The Danish-born singer hasn’t played with his former songwriting partner and bandmate, guitarist Vito Bratta, since WHITE LION performed its last concert in Boston in September 1991.
Speaking to “Rock Talk With Mitch Lafon”, Tramp said that he has “zero regrets” about the way WHITE LION came to an abrupt end.
“I don’t wanna go back and change something, because nobody can go back and change anything,” he said (hear audio below). “There are silly photos; there are great photos; there are great songs; there are some songs that maybe aren’t as great. But we got to taste and we got to live that life, etcetera etcetera.
“These days, Vito and I talk once in a while, and we have great conversations,” he continued. “And we both have gotten to a place that it’s important for us to reminisce and go back and talk about these days. And maybe we bitch a little here and there, but we know one thing for sure, and we’re one hundred percent in agreeance that none of us will do anything in the name of WHITE LION. That we are one hundred percent sure, and it gives an incredible amount of peace and comfort.
“I already said — I cannot go out and be ‘Mike Tramp 1987,'” he added. “Listen, I still believe I could go out and do a good job, but I still don’t wanna go out and try to be something I don’t feel in my heart. Vito also feels the same way.”

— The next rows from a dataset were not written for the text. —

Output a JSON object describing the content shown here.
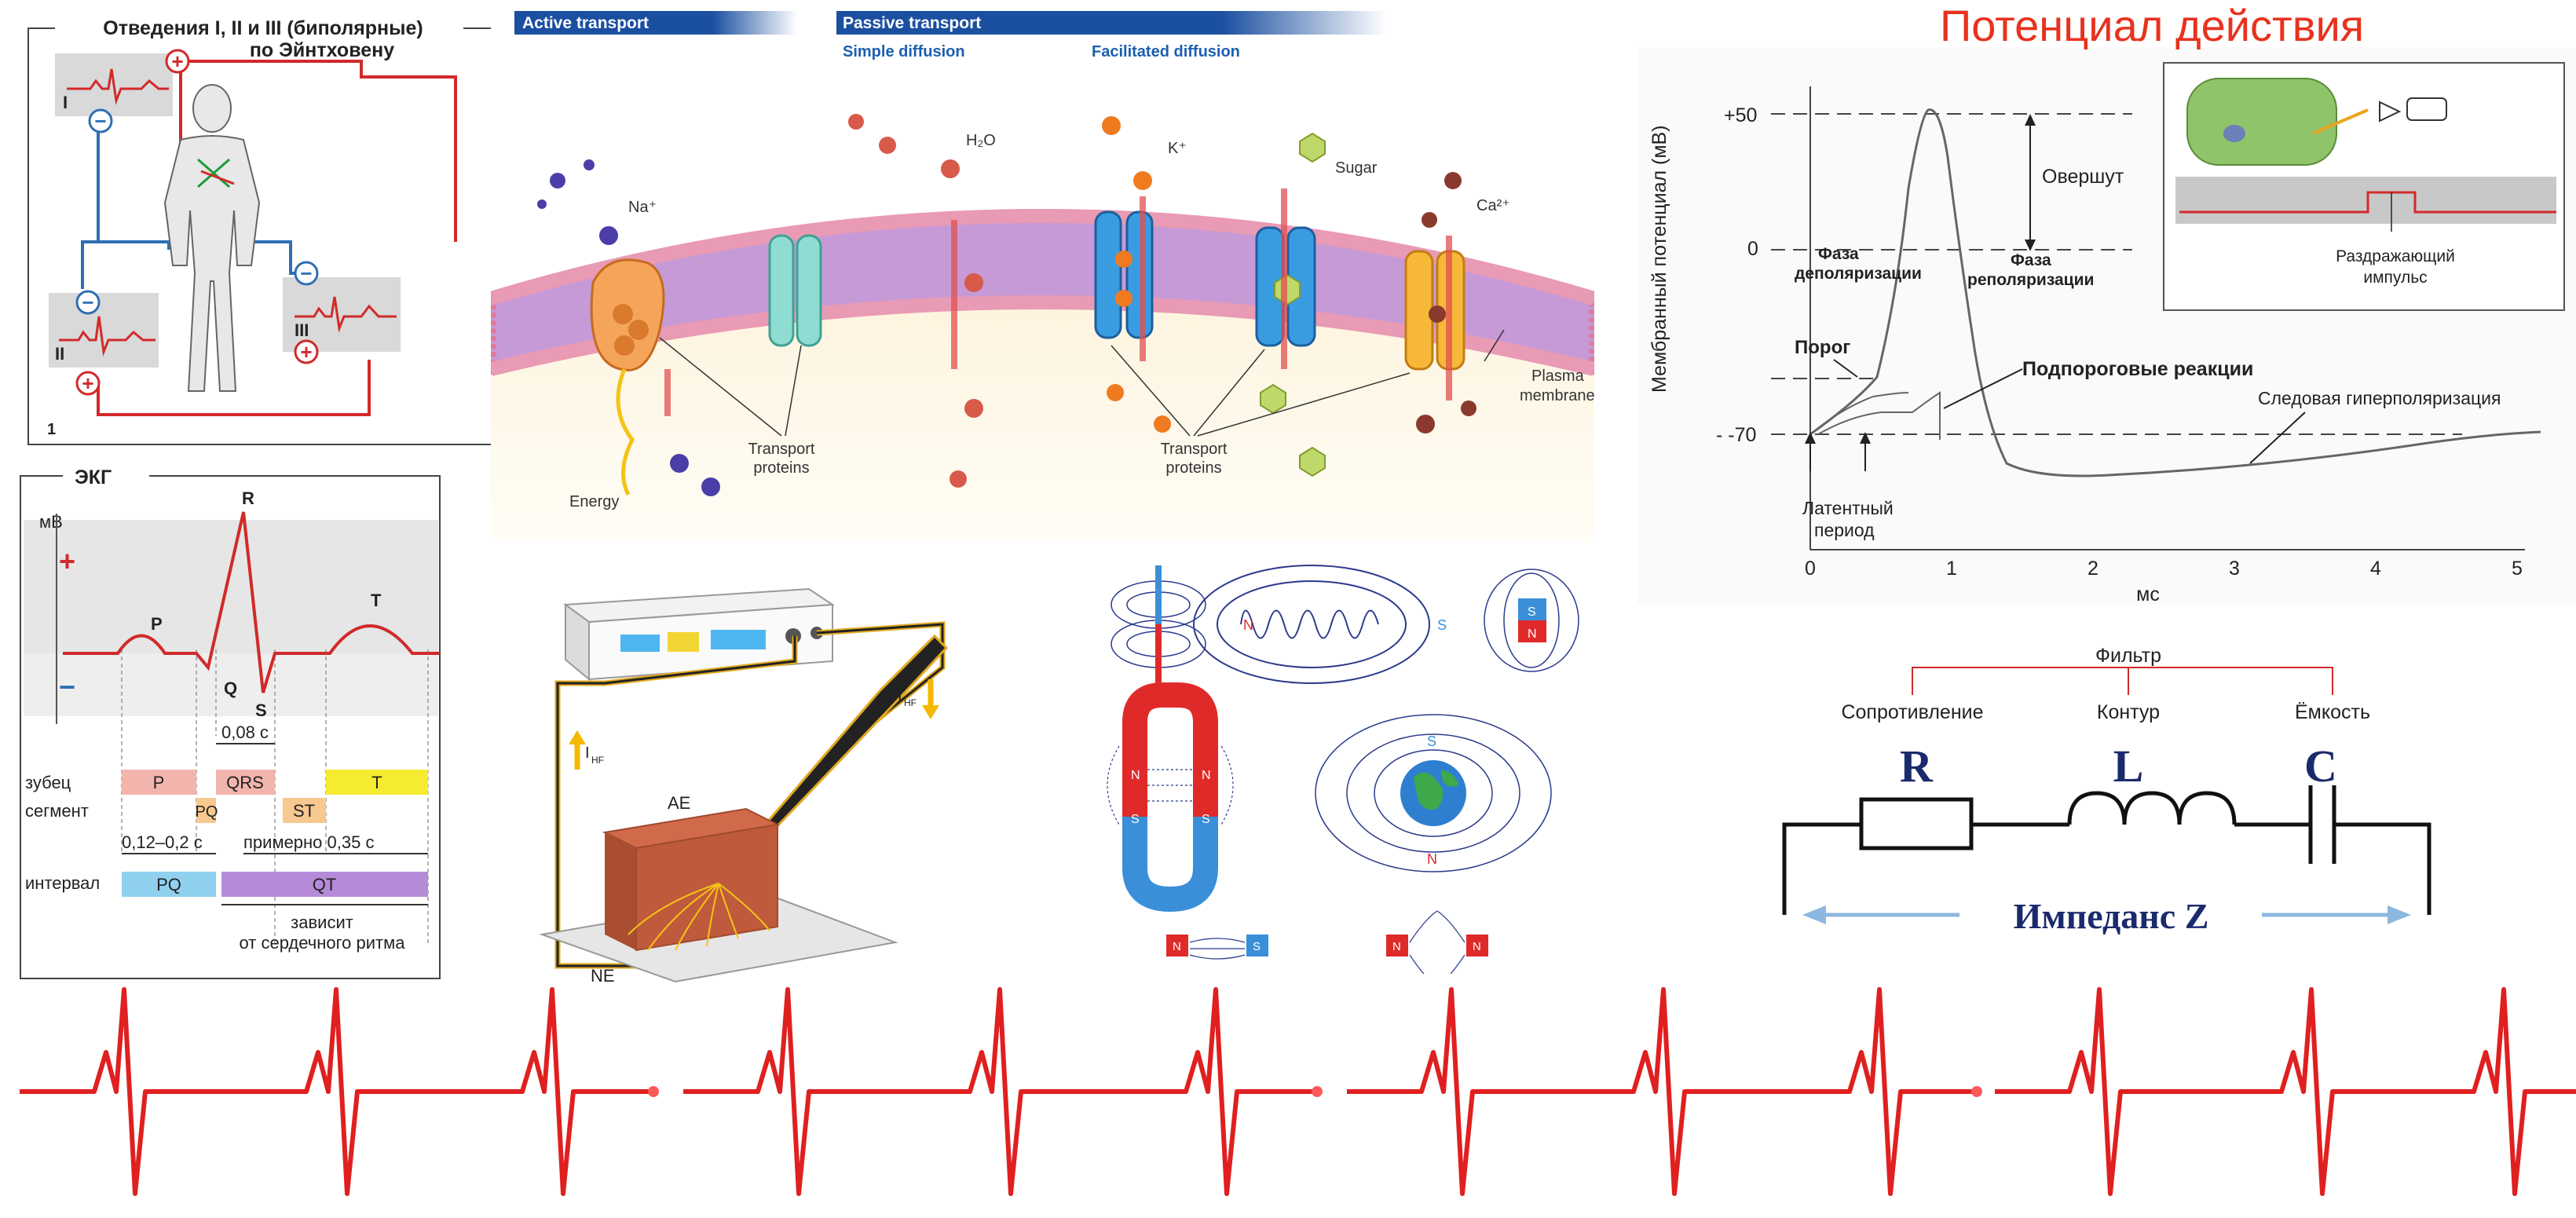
{
  "einthoven": {
    "title": "Отведения I, II и III (биполярные)",
    "subtitle": "по Эйнтховену",
    "lead1": "I",
    "lead2": "II",
    "lead3": "III",
    "plus": "+",
    "minus": "−",
    "figure_number": "1"
  },
  "ecg": {
    "title": "ЭКГ",
    "mv": "мВ",
    "plus": "+",
    "minus": "−",
    "P": "P",
    "Q": "Q",
    "R": "R",
    "S": "S",
    "T": "T",
    "qrs_duration": "0,08 с",
    "row_wave": "зубец",
    "row_segment": "сегмент",
    "row_interval": "интервал",
    "wave_P": "P",
    "wave_QRS": "QRS",
    "wave_T": "T",
    "seg_PQ": "PQ",
    "seg_ST": "ST",
    "int_PQ": "PQ",
    "int_QT": "QT",
    "pq_duration": "0,12–0,2 с",
    "qt_duration": "примерно 0,35 с",
    "depends_1": "зависит",
    "depends_2": "от сердечного ритма"
  },
  "membrane": {
    "active_transport": "Active transport",
    "passive_transport": "Passive transport",
    "simple_diffusion": "Simple diffusion",
    "facilitated_diffusion": "Facilitated diffusion",
    "na": "Na⁺",
    "h2o": "H₂O",
    "k": "K⁺",
    "sugar": "Sugar",
    "ca": "Ca²⁺",
    "energy": "Energy",
    "transport_proteins_1a": "Transport",
    "transport_proteins_1b": "proteins",
    "transport_proteins_2a": "Transport",
    "transport_proteins_2b": "proteins",
    "plasma_1": "Plasma",
    "plasma_2": "membrane"
  },
  "electrosurgery": {
    "ihf_top": "I",
    "ihf_sub": "HF",
    "ae": "AE",
    "ne": "NE"
  },
  "magnets": {
    "n": "N",
    "s": "S"
  },
  "action_potential": {
    "title": "Потенциал действия",
    "ylabel": "Мембранный потенциал (мВ)",
    "xlabel": "мс",
    "yticks": [
      "+50",
      "0",
      "- -70"
    ],
    "xticks": [
      "0",
      "1",
      "2",
      "3",
      "4",
      "5"
    ],
    "overshoot": "Овершут",
    "depol_1": "Фаза",
    "depol_2": "деполяризации",
    "repol_1": "Фаза",
    "repol_2": "реполяризации",
    "threshold": "Порог",
    "subthreshold": "Подпороговые реакции",
    "trace_hyper": "Следовая гиперполяризация",
    "latent_1": "Латентный",
    "latent_2": "период",
    "stimulus_1": "Раздражающий",
    "stimulus_2": "импульс"
  },
  "impedance": {
    "filter": "Фильтр",
    "resistance": "Сопротивление",
    "circuit": "Контур",
    "capacitance": "Ёмкость",
    "R": "R",
    "L": "L",
    "C": "C",
    "impedance": "Импеданс Z"
  },
  "colors": {
    "ecg_red": "#e02020",
    "ap_title": "#e8321e",
    "blue_header": "#1b4fa0",
    "membrane_pink": "#e99ab4",
    "impedance_navy": "#1a2a6c"
  }
}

In the 28 years since WHITE LION broke up, Bratta‘s public profile has been virtually nonexistent, while Tramp has remained active, recording and touring as a solo artist and with the bands FREAK OF NATURE, THE ROCK ‘N’ ROLL CIRCUZ and, more recently, BAND OF BROTHERS. Tramp also attempted to revive WHITE LION with the 2008 album “Return Of The Pride”, featuring new members. Two years later, Tramp ceded ownership of the name WHITE LION to Bratta in an out-of-court settlement.
Mainly active in the 1980s and early 1990s, WHITE LION released its debut album, “Fight To Survive”, in 1985. The band had its breakthrough with the double-platinum-selling “Pride” album, which produced two Top 10 hits: “Wait” and “When The Children Cry”. The band continued its success with the third album, “Big Game”, which achieved gold status.
By the time WHITE LION released its final album, 1991’s “Mane Attraction”, alternative rock was in the ascendancy, leading to a swift decline of the so-called “hair metal” scene in terms of sales, popularity, radio play, and most importantly, relevance.